Manuel Geissinger

Photo by Manuel Geissinger from Pexels

Over the past two decades, high-performance computing (HPC) has become widely used throughout drug discovery and development. Significant advances in HPC processing power in the early 2000s made it viable for tasks like reverse-engineering models of human disease progression and drug response or processing vast amounts of data from sources like the Human Genome Project. An article published in Expert Opinion on Drug Discovery claimed, “we can safely state that it would not be possible to process all the information available in the chemical databases of potential drug compounds, either accurately or quickly without HPC, since the required computational power is huge.”

One aspect of this shift that often goes overlooked is the new demands that HPC workloads place on IT and network operations (NetOps) teams at the organizations that use them. High-performance computing requires an extremely high-powered network with ultra-low latency to quickly move large files between HPC nodes. IT and NetOps teams at pharmaceutical and biotechnology research companies will need to monitor their networks in exacting detail to ensure they can meet these high demands. This creates many challenges above and beyond the average enterprise network — challenges that these teams are likely unprepared for.

There are three pressing IT issues that HPC workloads create: maintaining ultra-low latency on networks at speeds above 10 Gbps, detecting microbursts, and measuring network traffic at millisecond and nanosecond granularity. Let’s take a closer look.

High-speed packet capture hardware

HPC requires network speeds of 40 or 100 Gbps, but most network monitoring tools are not built for this use case. IT and NetOps teams will typically use solutions like network TAPs, packet brokers, packet capture, and network analysis software to monitor and manage the network’s performance. But these physical or virtual network monitoring products must be upgraded to keep pace with increasing network speed; a general-purpose CPU architecture cannot capture packets at speeds over 10 Gbps without hardware assistance. Using a subpar monitoring solution will either slow down the network overall, affecting the performance of the HPC workloads, or it will miss packets, creating blind spots and affecting IT’s ability to troubleshoot. Neither situation is viable when supporting advanced biotechnology modeling.

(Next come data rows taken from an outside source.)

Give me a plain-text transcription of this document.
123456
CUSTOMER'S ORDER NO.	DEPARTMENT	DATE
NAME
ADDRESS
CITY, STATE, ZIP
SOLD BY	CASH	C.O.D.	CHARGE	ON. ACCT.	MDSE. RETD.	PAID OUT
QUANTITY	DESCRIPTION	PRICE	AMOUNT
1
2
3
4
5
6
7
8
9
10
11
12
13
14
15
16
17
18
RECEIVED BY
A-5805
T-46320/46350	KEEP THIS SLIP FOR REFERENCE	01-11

To resolve this, IT must choose monitoring hardware specifically built for high-speed networks that can capture and process packets at the required speeds without dropping any. If components of the core network have been upgraded to 100 Gbps speeds, some or all of the network monitoring infrastructure will likely need to be upgraded as well.

Tracking microbursts

“Bursts” of traffic are an issue with all networks. Performance suffers when traffic spikes above a network’s allowable load for a short period. For HPC networks with extremely high-performance requirements, “microburst” can occur where traffic spikes for just a few milliseconds. This is often enough to affect HPC performance, but the spikes are so small they are difficult to detect without extremely fine-grained monitoring capabilities. Granular network monitoring and the ability to analyze microbursts will help NetOps teams track down the source of these persistent issues.

Granular measurements, multiple capture points

HPC workloads require extremely low network latency, usually less than a millisecond. To compensate, monitoring tools must measure latency to a more granular level (for example, if the HPC workloads cannot tolerate more than 2 milliseconds of latency, then the monitoring tools must measure it in 1-millisecond intervals). But, again, tools not built to monitor HPC workloads often won’t be sufficient.

This high bar often requires IT to gather metrics at multiple points throughout the network. Some network monitoring solutions stream packet data to a central application that does all the processing, while some process the data at the point where it is captured and then compile the results. The second option is usually necessary for HPC workloads because streaming the data to a central point before processing adds a slight delay. This might be acceptable on the average enterprise network, but it will cause issues in HPC environments with stringent latency requirements. Timestamping each packet at the point it is received, with very high precision, can also help mitigate this.

Kedar Hiremath

Kedar Hiremath

Considering these challenges, network monitoring and observability solutions must be specifically built to accommodate HPC workloads’ demands. An IT department cannot support HPC workloads with a monitoring setup intended for a normal enterprise networking use case. Pharmaceutical and biotech companies struggling with HPC workloads should check if their IT monitoring capabilities have been left behind.

Kedar Hiremath is a senior solutions marketing manager at cPacket Networks. Kedar has been in the technology space for over seven years leading go-to-market strategies, content and product launches, most recently at IBM. He holds a master’s degree in computer science from Santa Clara University.